— Я утешаю себя тем… — начала пани Марья, но голос ее опять дрогнул. — Да что там: в мае увидимся. — Она улыбнулась. — Желаю вам успехов, дети! Будьте здоровы!
«Керовничиха» медленным шагом прошла в учительскую.
Панна Рузя вышла проводить ее на улицу, а дети кинулись к окнам. Не зная, что бы им сделать, чтобы пани Марья их поняла, они кричали в окна и махали руками.
А Даник — так он забрался коленями на подоконник и, как в тот запомнившийся на всю жизнь день, когда на тротуаре перед школой голосила женщина, взялся рукой за раму форточки. Вот-вот, кажется, крикнет. Но у него перехватило горло.

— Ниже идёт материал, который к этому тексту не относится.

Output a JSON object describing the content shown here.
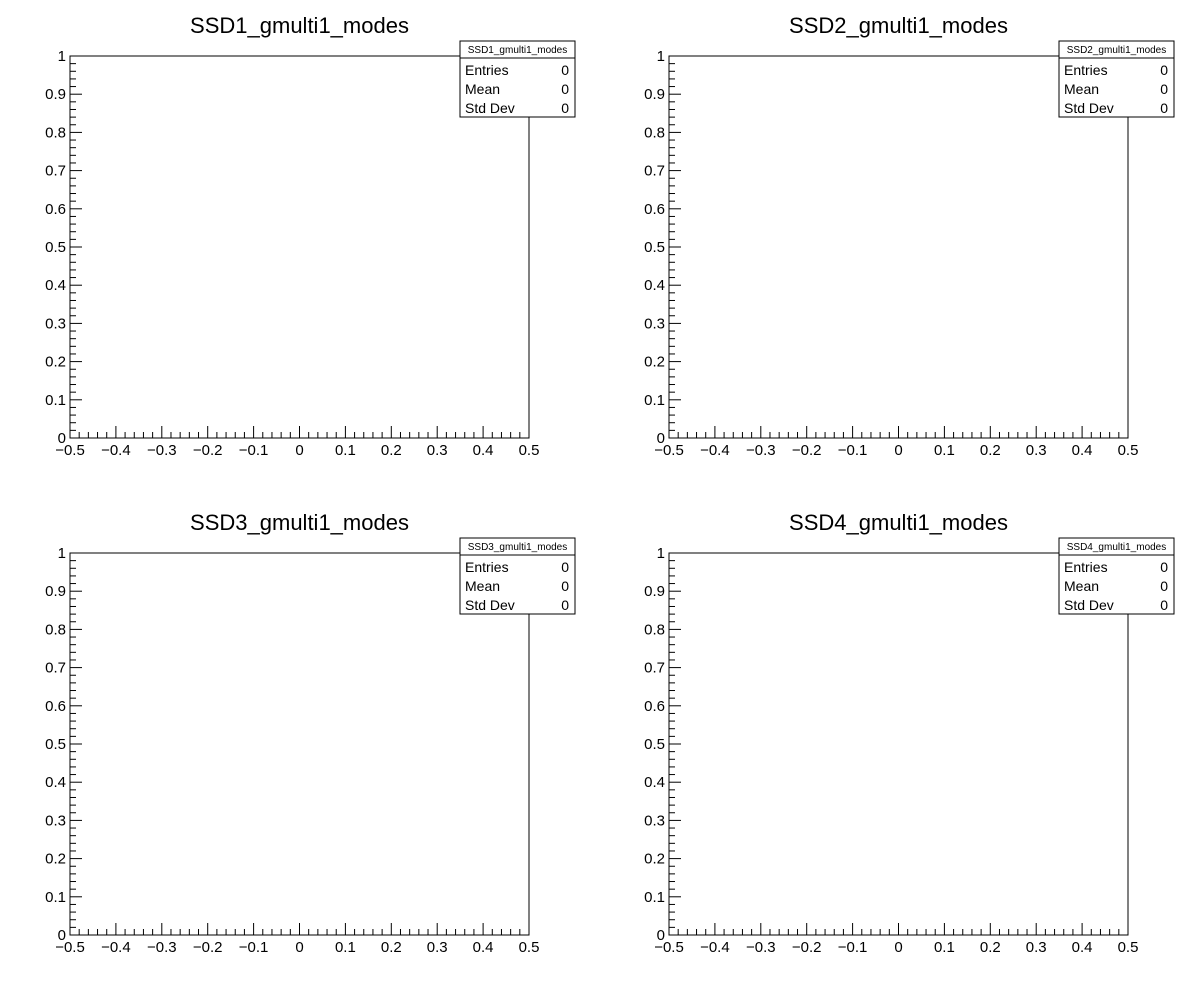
{
  "chart_data": [
    {
      "type": "histogram",
      "title": "SSD1_gmulti1_modes",
      "xlabel": "",
      "ylabel": "",
      "xlim": [
        -0.5,
        0.5
      ],
      "ylim": [
        0,
        1
      ],
      "x_ticks": [
        "-0.5",
        "-0.4",
        "-0.3",
        "-0.2",
        "-0.1",
        "0",
        "0.1",
        "0.2",
        "0.3",
        "0.4",
        "0.5"
      ],
      "y_ticks": [
        "0",
        "0.1",
        "0.2",
        "0.3",
        "0.4",
        "0.5",
        "0.6",
        "0.7",
        "0.8",
        "0.9",
        "1"
      ],
      "values": [],
      "grid": false,
      "stats": {
        "name": "SSD1_gmulti1_modes",
        "placement": "top-right",
        "rows": [
          {
            "label": "Entries",
            "value": "0"
          },
          {
            "label": "Mean",
            "value": "0"
          },
          {
            "label": "Std Dev",
            "value": "0"
          }
        ]
      }
    },
    {
      "type": "histogram",
      "title": "SSD2_gmulti1_modes",
      "xlabel": "",
      "ylabel": "",
      "xlim": [
        -0.5,
        0.5
      ],
      "ylim": [
        0,
        1
      ],
      "x_ticks": [
        "-0.5",
        "-0.4",
        "-0.3",
        "-0.2",
        "-0.1",
        "0",
        "0.1",
        "0.2",
        "0.3",
        "0.4",
        "0.5"
      ],
      "y_ticks": [
        "0",
        "0.1",
        "0.2",
        "0.3",
        "0.4",
        "0.5",
        "0.6",
        "0.7",
        "0.8",
        "0.9",
        "1"
      ],
      "values": [],
      "grid": false,
      "stats": {
        "name": "SSD2_gmulti1_modes",
        "placement": "top-right",
        "rows": [
          {
            "label": "Entries",
            "value": "0"
          },
          {
            "label": "Mean",
            "value": "0"
          },
          {
            "label": "Std Dev",
            "value": "0"
          }
        ]
      }
    },
    {
      "type": "histogram",
      "title": "SSD3_gmulti1_modes",
      "xlabel": "",
      "ylabel": "",
      "xlim": [
        -0.5,
        0.5
      ],
      "ylim": [
        0,
        1
      ],
      "x_ticks": [
        "-0.5",
        "-0.4",
        "-0.3",
        "-0.2",
        "-0.1",
        "0",
        "0.1",
        "0.2",
        "0.3",
        "0.4",
        "0.5"
      ],
      "y_ticks": [
        "0",
        "0.1",
        "0.2",
        "0.3",
        "0.4",
        "0.5",
        "0.6",
        "0.7",
        "0.8",
        "0.9",
        "1"
      ],
      "values": [],
      "grid": false,
      "stats": {
        "name": "SSD3_gmulti1_modes",
        "placement": "top-right",
        "rows": [
          {
            "label": "Entries",
            "value": "0"
          },
          {
            "label": "Mean",
            "value": "0"
          },
          {
            "label": "Std Dev",
            "value": "0"
          }
        ]
      }
    },
    {
      "type": "histogram",
      "title": "SSD4_gmulti1_modes",
      "xlabel": "",
      "ylabel": "",
      "xlim": [
        -0.5,
        0.5
      ],
      "ylim": [
        0,
        1
      ],
      "x_ticks": [
        "-0.5",
        "-0.4",
        "-0.3",
        "-0.2",
        "-0.1",
        "0",
        "0.1",
        "0.2",
        "0.3",
        "0.4",
        "0.5"
      ],
      "y_ticks": [
        "0",
        "0.1",
        "0.2",
        "0.3",
        "0.4",
        "0.5",
        "0.6",
        "0.7",
        "0.8",
        "0.9",
        "1"
      ],
      "values": [],
      "grid": false,
      "stats": {
        "name": "SSD4_gmulti1_modes",
        "placement": "top-right",
        "rows": [
          {
            "label": "Entries",
            "value": "0"
          },
          {
            "label": "Mean",
            "value": "0"
          },
          {
            "label": "Std Dev",
            "value": "0"
          }
        ]
      }
    }
  ]
}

Пани Марья поднялась на пригорок перед школой, оглянулась, помахала рукой и пошла. На середине площади оглянулась еще раз, еще раз помахала. Даник вздрогнул, хотя и сам, кажется, этого не заметил. Мальчику показалось, что помахала она одному ему, в последний раз и — навсегда…
— Ну, не прохвосты вы?! — кричала, стоя перед классом, «девка в разуме». — Хотя бы ты, Данель Малец. Взгромоздился, божий конь, с ногами на окно. Дикарь!
Даник сидел опустив глаза.
Панна Рузя походила по классу, заложив руки за спину, потом остановилась у печки.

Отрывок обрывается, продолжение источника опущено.